Yes, use a TypeToken.

是的，使用TypeToken.

ArrayList<ArrayList<String>> list = gson.fromJson(jsonString, new TypeToken<ArrayList<ArrayList<String>>>() {}.getType());

The TypeTokenallows you to specify the generic type you actually want, which helps Gson find the types to use during deserialization.

将TypeToken允许你指定你真正想要的泛型类型，这有助于GSON找到类型来使用反序列化过程。

It uses this gem: Class#getGenericSuperClass().
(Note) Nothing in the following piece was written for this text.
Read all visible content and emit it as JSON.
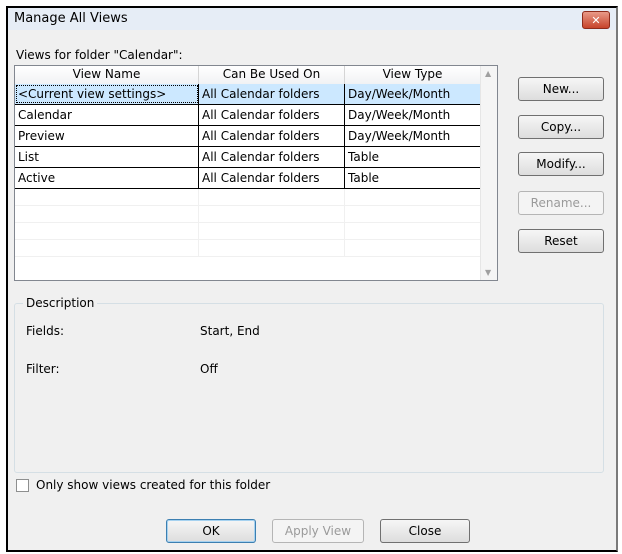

The fact that it is an anonymous class makes it a sub class of TypeToken<...>. It's equivalent to a class like

它使用这个宝石：Class#getGenericSuperClass()。它是一个匿名类的事实使它成为TypeToken<...>. 它相当于一个类

class Anonymous extends TypeToken<...>

The specification of the method states that

该方法的规范指出

If the superclass is a parameterized type, the Typeobject returned must accurately reflect the actual type parameters used in the source code.

如果超类是参数化类型，则Type返回的对象必须准确反映源代码中使用的实际类型参数。

If you specified

如果您指定

new TypeToken<String>(){}.getType();

the Typeobject returned would actually be a ParameterizedTypeon which you can retrieve the actual type arguments with ParameterizedType#getActualTypeArguments().

Type返回的对象实际上是 a ParameterizedType，您可以使用ParameterizedType#getActualTypeArguments().

The type argument would be the Typeobject for java.lang.Stringin the example above. In your example, it would be a corresponding Typeobject for ArrayList<ArrayList<String>>. Gson would keep going down the chain until it built the full map of types it needs.

类型参数将是上面示例中的Type对象java.lang.String。在你的榜样，这将是一个相应Type的对象ArrayList<ArrayList<String>>。Gson 会继续沿着这条链走下去，直到它构建出它需要的类型的完整地图。